Javi dice que las relaciones son como el fútbol. Sólo importa, a efectos de sanción, lo que uno hace a conciencia, con todos sus sentidos. Si, por accidente, cosas del destino o la gravedad, uno agarra al contrario, el árbitro no tiene porqué pitar penalti. Otra cosa es que uno se abalance de forma intencionada y, a sabiendas, le ponga la mano encima. ¿Tú crees que lo hizo a posta?, se pregunta, me pregunta. Javi habla muy seguro, suele hacerlo cuando expresa una de sus rumiadas teorías sobre la vida, el mundo y sus habitantes, mientras agarra la taza de té de Mickey que -no sé si se ha dado cuenta- chirría violentamente con esa voz suya salida de alguna oscura caverna. Entonces sonrío porque, a veces, cuando se está nervioso, se necesita llorar o reír y, a veces, cuando se está nervioso, una cosa no está demasiado lejos de la otra.
Hacer un penalti involuntario. Y bueno, supongo que aquí habría que dejar un espacio merecido a la asociación inevitable de ideas:
jaja, un penalti involuntario, pues haberte puesto un condón. Bromas facilonas aparte, en las relaciones, en todas, solemos agarrar en algún momento la camiseta del contrario, impedir su movimiento, rebelarnos. Bromas facilonas aparte, todos, alguna vez, recibimos el empujón -una mano voluntaria o involuntaria- que nos tumba. Varias palabras que unidas se vuelven desagradables. Una voz por encima del tono habitual. Una mirada que nos turba. Una debilidad expuesta sobre el tapete. Una espalda justo en el momento en que tienes la mano tendida. Alguien que, junto a su entrenador o no, se ha sentado a estudiar nuestros movimientos, tiene asimilados nuestros puntos flacos y sabe en qué sitio exacto aplicar la presión para que caigamos sobre el césped. Si el movimiento es consciente o no, la verdad, se me escapa. Y no como mordedora de graminias con puños apretados porque, reconozcámoslo, no siempre es uno la víctima. A veces es uno el que deja escapar la mano, el que se excede, el que golpea. Como diría aquel profesor de Estrategia parafraseando una de las
biblias de la agresividad posmoderna, a veces es uno el que ataca "usando la espada del contrario". Abriendo el cajón de los secretos, abusando de la confianza con la que un día nos dieron la llave.
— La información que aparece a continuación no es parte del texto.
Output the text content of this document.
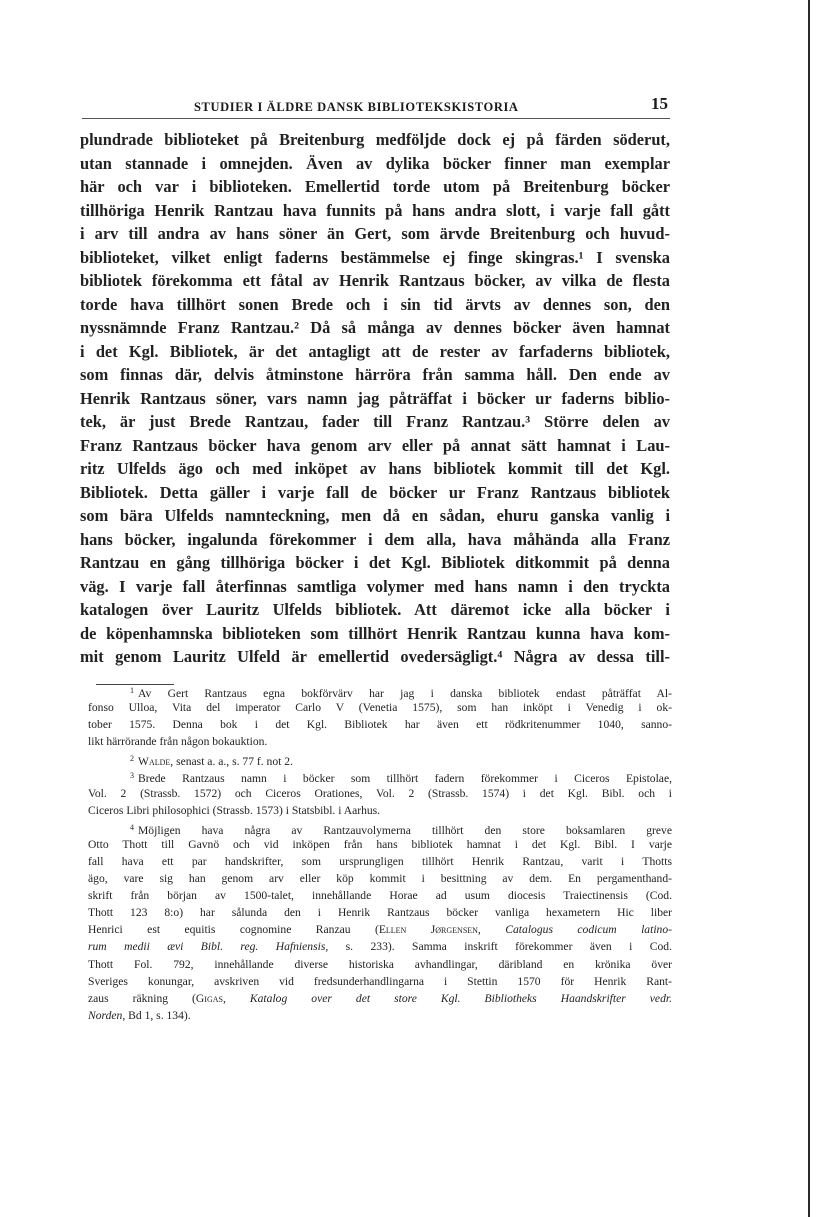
STUDIER I ÄLDRE DANSK BIBLIOTEKSKISTORIA	15
plundrade biblioteket på Breitenburg medföljde dock ej på färden söderut,
utan stannade i omnejden. Även av dylika böcker finner man exemplar
här och var i biblioteken. Emellertid torde utom på Breitenburg böcker
tillhöriga Henrik Rantzau hava funnits på hans andra slott, i varje fall gått
i arv till andra av hans söner än Gert, som ärvde Breitenburg och huvud-
biblioteket, vilket enligt faderns bestämmelse ej finge skingras.¹ I svenska
bibliotek förekomma ett fåtal av Henrik Rantzaus böcker, av vilka de flesta
torde hava tillhört sonen Brede och i sin tid ärvts av dennes son, den
nyssnämnde Franz Rantzau.² Då så många av dennes böcker även hamnat
i det Kgl. Bibliotek, är det antagligt att de rester av farfaderns bibliotek,
som finnas där, delvis åtminstone härröra från samma håll. Den ende av
Henrik Rantzaus söner, vars namn jag påträffat i böcker ur faderns biblio-
tek, är just Brede Rantzau, fader till Franz Rantzau.³ Större delen av
Franz Rantzaus böcker hava genom arv eller på annat sätt hamnat i Lau-
ritz Ulfelds ägo och med inköpet av hans bibliotek kommit till det Kgl.
Bibliotek. Detta gäller i varje fall de böcker ur Franz Rantzaus bibliotek
som bära Ulfelds namnteckning, men då en sådan, ehuru ganska vanlig i
hans böcker, ingalunda förekommer i dem alla, hava måhända alla Franz
Rantzau en gång tillhöriga böcker i det Kgl. Bibliotek ditkommit på denna
väg. I varje fall återfinnas samtliga volymer med hans namn i den tryckta
katalogen över Lauritz Ulfelds bibliotek. Att däremot icke alla böcker i
de köpenhamnska biblioteken som tillhört Henrik Rantzau kunna hava kom-
mit genom Lauritz Ulfeld är emellertid ovedersägligt.⁴ Några av dessa till-
$^1$ Av Gert Rantzaus egna bokförvärv har jag i danska bibliotek endast påträffat Al-
fonso Ulloa, Vita del imperator Carlo V (Venetia 1575), som han inköpt i Venedig i ok-
tober 1575. Denna bok i det Kgl. Bibliotek har även ett rödkritenummer 1040, sanno-
likt härrörande från någon bokauktion.
$^2$ Walde, senast a. a., s. 77 f. not 2.
$^3$ Brede Rantzaus namn i böcker som tillhört fadern förekommer i Ciceros Epistolae,
Vol. 2 (Strassb. 1572) och Ciceros Orationes, Vol. 2 (Strassb. 1574) i det Kgl. Bibl. och i
Ciceros Libri philosophici (Strassb. 1573) i Statsbibl. i Aarhus.
$^4$ Möjligen hava några av Rantzauvolymerna tillhört den store boksamlaren greve
Otto Thott till Gavnö och vid inköpen från hans bibliotek hamnat i det Kgl. Bibl. I varje
fall hava ett par handskrifter, som ursprungligen tillhört Henrik Rantzau, varit i Thotts
ägo, vare sig han genom arv eller köp kommit i besittning av dem. En pergamenthand-
skrift från början av 1500-talet, innehållande Horae ad usum diocesis Traiectinensis (Cod.
Thott 123 8:o) har sålunda den i Henrik Rantzaus böcker vanliga hexametern Hic liber
Henrici est equitis cognomine Ranzau (Ellen Jørgensen, Catalogus codicum latino-
rum medii ævi Bibl. reg. Hafniensis, s. 233). Samma inskrift förekommer även i Cod.
Thott Fol. 792, innehållande diverse historiska avhandlingar, däribland en krönika över
Sveriges konungar, avskriven vid fredsunderhandlingarna i Stettin 1570 för Henrik Rant-
zaus räkning (Gigas, Katalog over det store Kgl. Bibliotheks Haandskrifter vedr.
Norden, Bd 1, s. 134).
Romper las reglas, quebrar tan sólo por unos instantes el pacto tácito de las relaciones, supone jugar sucio, haya o no una estrategia premeditada que guíe nuestros actos. Hayamos tenido o no esa reunión táctica en el vestuario. Se nos enseña que tenemos que aprender las instrucciones, se nos enseñan reglas, de cortesía, de simpatía, de empatía. Maneras de disfrazarnos para no parecer demasiado agresivos, demasiado egoístas, demasiado humanos. Llegamos al campo para jugar un partido amistoso, sabemos que quizás compartimos el mismo equipo con el contrario, llegamos con las reglas sabidas y, aún así, por efectos de la gravedad, de la ingravidad o de la ira, agarramos su camiseta para que se caiga al suelo. Deliberada o instintivamente. En un puñado de segundos, a veces apenas dos o tres, en los que nos da un poco igual si frustramos la jugada de nuestro adversario, si le hacemos comer hierba, si le cortamos las alas. Porque, atentos a la semántica, sobre el campo -partido amistoso o no- ya es enemigo, oponente, adversario.
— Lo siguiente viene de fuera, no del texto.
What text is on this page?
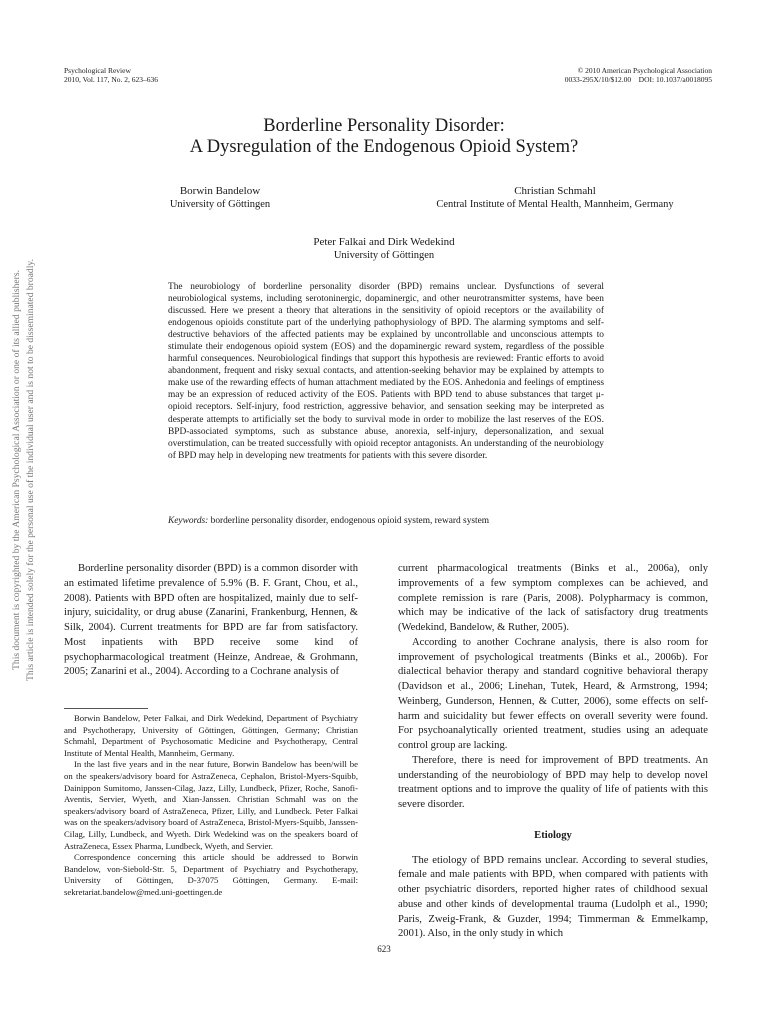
Psychological Review
2010, Vol. 117, No. 2, 623–636
© 2010 American Psychological Association
0033-295X/10/$12.00    DOI: 10.1037/a0018095
Borderline Personality Disorder:
A Dysregulation of the Endogenous Opioid System?
Borwin Bandelow
University of Göttingen
Christian Schmahl
Central Institute of Mental Health, Mannheim, Germany
Peter Falkai and Dirk Wedekind
University of Göttingen
The neurobiology of borderline personality disorder (BPD) remains unclear. Dysfunctions of several neurobiological systems, including serotoninergic, dopaminergic, and other neurotransmitter systems, have been discussed. Here we present a theory that alterations in the sensitivity of opioid receptors or the availability of endogenous opioids constitute part of the underlying pathophysiology of BPD. The alarming symptoms and self-destructive behaviors of the affected patients may be explained by uncontrollable and unconscious attempts to stimulate their endogenous opioid system (EOS) and the dopaminergic reward system, regardless of the possible harmful consequences. Neurobiological findings that support this hypothesis are reviewed: Frantic efforts to avoid abandonment, frequent and risky sexual contacts, and attention-seeking behavior may be explained by attempts to make use of the rewarding effects of human attachment mediated by the EOS. Anhedonia and feelings of emptiness may be an expression of reduced activity of the EOS. Patients with BPD tend to abuse substances that target μ-opioid receptors. Self-injury, food restriction, aggressive behavior, and sensation seeking may be interpreted as desperate attempts to artificially set the body to survival mode in order to mobilize the last reserves of the EOS. BPD-associated symptoms, such as substance abuse, anorexia, self-injury, depersonalization, and sexual overstimulation, can be treated successfully with opioid receptor antagonists. An understanding of the neurobiology of BPD may help in developing new treatments for patients with this severe disorder.
Keywords: borderline personality disorder, endogenous opioid system, reward system

Borderline personality disorder (BPD) is a common disorder with an estimated lifetime prevalence of 5.9% (B. F. Grant, Chou, et al., 2008). Patients with BPD often are hospitalized, mainly due to self-injury, suicidality, or drug abuse (Zanarini, Frankenburg, Hennen, & Silk, 2004). Current treatments for BPD are far from satisfactory. Most inpatients with BPD receive some kind of psychopharmacological treatment (Heinze, Andreae, & Grohmann, 2005; Zanarini et al., 2004). According to a Cochrane analysis of

Borwin Bandelow, Peter Falkai, and Dirk Wedekind, Department of Psychiatry and Psychotherapy, University of Göttingen, Göttingen, Germany; Christian Schmahl, Department of Psychosomatic Medicine and Psychotherapy, Central Institute of Mental Health, Mannheim, Germany.

In the last five years and in the near future, Borwin Bandelow has been/will be on the speakers/advisory board for AstraZeneca, Cephalon, Bristol-Myers-Squibb, Dainippon Sumitomo, Janssen-Cilag, Jazz, Lilly, Lundbeck, Pfizer, Roche, Sanofi-Aventis, Servier, Wyeth, and Xian-Janssen. Christian Schmahl was on the speakers/advisory board of AstraZeneca, Pfizer, Lilly, and Lundbeck. Peter Falkai was on the speakers/advisory board of AstraZeneca, Bristol-Myers-Squibb, Janssen-Cilag, Lilly, Lundbeck, and Wyeth. Dirk Wedekind was on the speakers board of AstraZeneca, Essex Pharma, Lundbeck, Wyeth, and Servier.

Correspondence concerning this article should be addressed to Borwin Bandelow, von-Siebold-Str. 5, Department of Psychiatry and Psychotherapy, University of Göttingen, D-37075 Göttingen, Germany. E-mail: sekretariat.bandelow@med.uni-goettingen.de

current pharmacological treatments (Binks et al., 2006a), only improvements of a few symptom complexes can be achieved, and complete remission is rare (Paris, 2008). Polypharmacy is common, which may be indicative of the lack of satisfactory drug treatments (Wedekind, Bandelow, & Ruther, 2005).

According to another Cochrane analysis, there is also room for improvement of psychological treatments (Binks et al., 2006b). For dialectical behavior therapy and standard cognitive behavioral therapy (Davidson et al., 2006; Linehan, Tutek, Heard, & Armstrong, 1994; Weinberg, Gunderson, Hennen, & Cutter, 2006), some effects on self-harm and suicidality but fewer effects on overall severity were found. For psychoanalytically oriented treatment, studies using an adequate control group are lacking.

Therefore, there is need for improvement of BPD treatments. An understanding of the neurobiology of BPD may help to develop novel treatment options and to improve the quality of life of patients with this severe disorder.

Etiology

The etiology of BPD remains unclear. According to several studies, female and male patients with BPD, when compared with patients with other psychiatric disorders, reported higher rates of childhood sexual abuse and other kinds of developmental trauma (Ludolph et al., 1990; Paris, Zweig-Frank, & Guzder, 1994; Timmerman & Emmelkamp, 2001). Also, in the only study in which

623
This document is copyrighted by the American Psychological Association or one of its allied publishers. This article is intended solely for the personal use of the individual user and is not to be disseminated broadly.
En el fútbol real, no siempre para el bien del juego, un árbitro sentencia las intenciones del que agrede. En la vida, en la que no hay vídeos para revisar jugadas aunque sí comentaristas deportivos en forma de sufridos amigos en mitad de la contienda. Testigos más o menos involuntarios, hartos a veces de ver tragarse el mismo juego. En la vida, en la que no hay vídeos aunque sí imágenes que se repiten como una pauta, está uno y sus circunstancias, uno y su sensibilidad, uno y su rabia o su orgullo. Uno con uno mismo, normalmente a solas y con poco tiempo, para interpretar los hechos. Siempre sesgados, construidos con pruebas de menos.
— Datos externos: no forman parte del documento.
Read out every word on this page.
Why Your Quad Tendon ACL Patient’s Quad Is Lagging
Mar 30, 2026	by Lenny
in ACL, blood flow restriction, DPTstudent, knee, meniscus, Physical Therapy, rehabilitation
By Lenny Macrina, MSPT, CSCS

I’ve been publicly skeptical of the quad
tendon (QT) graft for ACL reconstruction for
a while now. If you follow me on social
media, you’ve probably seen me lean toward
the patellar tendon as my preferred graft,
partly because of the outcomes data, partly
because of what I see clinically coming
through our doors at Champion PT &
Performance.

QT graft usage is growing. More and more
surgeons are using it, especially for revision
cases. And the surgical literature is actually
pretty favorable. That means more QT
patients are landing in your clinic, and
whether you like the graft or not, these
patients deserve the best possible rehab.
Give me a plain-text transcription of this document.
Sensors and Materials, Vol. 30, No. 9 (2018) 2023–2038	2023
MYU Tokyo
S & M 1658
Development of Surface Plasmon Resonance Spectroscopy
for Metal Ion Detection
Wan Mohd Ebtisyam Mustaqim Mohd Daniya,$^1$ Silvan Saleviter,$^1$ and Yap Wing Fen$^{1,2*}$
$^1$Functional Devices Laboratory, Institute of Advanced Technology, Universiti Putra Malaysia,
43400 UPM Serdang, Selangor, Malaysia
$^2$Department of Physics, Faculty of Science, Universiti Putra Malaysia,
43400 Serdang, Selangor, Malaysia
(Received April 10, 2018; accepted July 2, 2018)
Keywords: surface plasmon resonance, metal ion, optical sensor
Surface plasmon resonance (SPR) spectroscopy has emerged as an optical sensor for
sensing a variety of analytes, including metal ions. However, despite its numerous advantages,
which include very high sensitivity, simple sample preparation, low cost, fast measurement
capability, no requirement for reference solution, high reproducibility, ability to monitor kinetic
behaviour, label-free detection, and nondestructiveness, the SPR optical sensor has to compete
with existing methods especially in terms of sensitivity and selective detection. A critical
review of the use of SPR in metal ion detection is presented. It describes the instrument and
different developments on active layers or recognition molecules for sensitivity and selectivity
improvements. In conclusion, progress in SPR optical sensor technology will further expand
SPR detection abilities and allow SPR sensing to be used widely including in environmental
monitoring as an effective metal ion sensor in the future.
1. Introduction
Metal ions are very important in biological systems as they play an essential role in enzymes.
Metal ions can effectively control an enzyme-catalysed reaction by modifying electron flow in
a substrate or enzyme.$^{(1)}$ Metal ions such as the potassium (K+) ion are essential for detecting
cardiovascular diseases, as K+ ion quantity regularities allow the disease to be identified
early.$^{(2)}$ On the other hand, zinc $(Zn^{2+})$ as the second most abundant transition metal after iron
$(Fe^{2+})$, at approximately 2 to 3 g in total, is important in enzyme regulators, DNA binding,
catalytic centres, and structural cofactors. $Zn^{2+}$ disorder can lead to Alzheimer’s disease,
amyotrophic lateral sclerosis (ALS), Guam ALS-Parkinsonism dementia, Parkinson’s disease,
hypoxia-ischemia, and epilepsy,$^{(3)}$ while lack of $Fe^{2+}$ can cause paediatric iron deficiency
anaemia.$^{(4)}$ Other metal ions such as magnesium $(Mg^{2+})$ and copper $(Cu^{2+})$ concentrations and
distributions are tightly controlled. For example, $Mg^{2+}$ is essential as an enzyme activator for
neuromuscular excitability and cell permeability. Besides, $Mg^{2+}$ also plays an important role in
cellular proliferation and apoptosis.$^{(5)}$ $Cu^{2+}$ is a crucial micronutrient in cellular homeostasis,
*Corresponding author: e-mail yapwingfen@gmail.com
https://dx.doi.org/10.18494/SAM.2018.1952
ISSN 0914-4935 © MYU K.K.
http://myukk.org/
Ahí es donde entra el instinto, las mochilas llenas de secretos, los miedos, las dependencias. Es ahí cuando uno sabe si es un árbitro duro o blando, si se merece o no el uniforme negro. Es ahí cuando aprendes, dependiendo de tu rol en el campo, que al cometer la infracción, durante esos segundos, no eras tan bueno como pensabas, ni tan humilde, ni tan justo. Es ahí cuando, sobre el suelo y derrotado, decides si será penalti, si será falta o implicará tarjeta. Hay que pensarlo bien porque, con ella se acerca la expulsión y, seamos sinceros, no siempre uno es tan valiente, aunque el otro lo merezca.